The question came from a man standing in front of him. Gene Newman, President of the United States, the man who refused to sign a space accord with Beijing and the person Prisoner Zero had been instructed to kill.
"You have to take America into deep space," Prisoner Zero said. "You can't let China go it alone."
"That's what this is all about?"
"I think so."
"But you don't know?"
Prisoner Zero shook his head.
"I can't sign the accord," said the President. "Not the way things are in China at the moment. You know how many people Beijing has in prison camps?" He was on firmer ground here. Gene Newman was always on firm ground when it came to statistics.
The man looked at him.
Gene Newman sighed. "That's different," he said.

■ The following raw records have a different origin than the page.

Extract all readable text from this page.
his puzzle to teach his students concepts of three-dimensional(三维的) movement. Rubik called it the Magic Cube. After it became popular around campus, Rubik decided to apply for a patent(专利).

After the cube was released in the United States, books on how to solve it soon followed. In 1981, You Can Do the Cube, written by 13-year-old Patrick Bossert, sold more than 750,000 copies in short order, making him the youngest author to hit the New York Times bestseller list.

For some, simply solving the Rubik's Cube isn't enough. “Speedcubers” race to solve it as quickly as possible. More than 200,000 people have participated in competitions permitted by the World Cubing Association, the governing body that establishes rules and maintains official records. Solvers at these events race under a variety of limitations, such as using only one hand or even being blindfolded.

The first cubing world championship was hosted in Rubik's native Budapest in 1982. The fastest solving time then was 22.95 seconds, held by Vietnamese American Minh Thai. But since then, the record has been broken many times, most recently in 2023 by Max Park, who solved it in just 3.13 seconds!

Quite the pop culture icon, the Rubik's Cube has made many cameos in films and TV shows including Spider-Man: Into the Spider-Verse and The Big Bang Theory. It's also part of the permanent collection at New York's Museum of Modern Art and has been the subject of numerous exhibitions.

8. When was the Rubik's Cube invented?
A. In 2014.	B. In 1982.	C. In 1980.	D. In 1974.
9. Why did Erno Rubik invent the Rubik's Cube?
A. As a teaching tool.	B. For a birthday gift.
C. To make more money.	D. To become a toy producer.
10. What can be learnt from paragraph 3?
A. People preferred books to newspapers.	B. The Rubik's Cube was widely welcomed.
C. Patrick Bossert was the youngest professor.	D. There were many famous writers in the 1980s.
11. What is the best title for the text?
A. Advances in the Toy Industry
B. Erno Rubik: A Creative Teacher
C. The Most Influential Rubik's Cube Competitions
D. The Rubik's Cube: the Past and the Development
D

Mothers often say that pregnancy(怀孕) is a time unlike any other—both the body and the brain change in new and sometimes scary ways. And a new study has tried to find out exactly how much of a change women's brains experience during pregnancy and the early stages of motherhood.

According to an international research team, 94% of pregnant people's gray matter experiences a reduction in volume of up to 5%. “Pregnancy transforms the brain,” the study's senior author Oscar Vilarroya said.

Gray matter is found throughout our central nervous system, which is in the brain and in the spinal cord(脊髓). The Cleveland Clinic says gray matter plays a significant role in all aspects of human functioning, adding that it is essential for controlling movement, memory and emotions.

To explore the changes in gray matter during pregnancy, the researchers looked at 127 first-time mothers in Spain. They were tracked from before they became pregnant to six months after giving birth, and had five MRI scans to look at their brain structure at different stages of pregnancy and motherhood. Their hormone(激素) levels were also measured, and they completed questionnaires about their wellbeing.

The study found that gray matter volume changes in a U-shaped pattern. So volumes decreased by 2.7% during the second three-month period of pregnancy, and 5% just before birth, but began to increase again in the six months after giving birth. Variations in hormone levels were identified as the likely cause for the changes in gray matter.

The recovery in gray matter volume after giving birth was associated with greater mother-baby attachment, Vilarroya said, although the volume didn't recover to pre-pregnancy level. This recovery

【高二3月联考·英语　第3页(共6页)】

Around them people were looking anxious. Well, Colonel Borgenicht, the First Lady and Petra Mayer were looking anxious and they counted as people.
Cameras were flashing, voices shouting. But all the President's attention was on one emaciated figure in front of him. Prisoner Zero didn't look a threat to anyone. He looked like someone trapped in a life where genius was not enough.
"You can change history," said Prisoner Zero. As he moved closer to the President than he was meant to get Colonel Borgenicht began to glance between his Commander in Chief and the bell tower.
The Colonel was anxiety made flesh.
"We should put that man out of his misery," said the President. "We'll talk about the other stuff later. Let's do the shake." He spoke as if Prisoner Zero regularly did camera calls. As if the world's gaze came naturally to them both.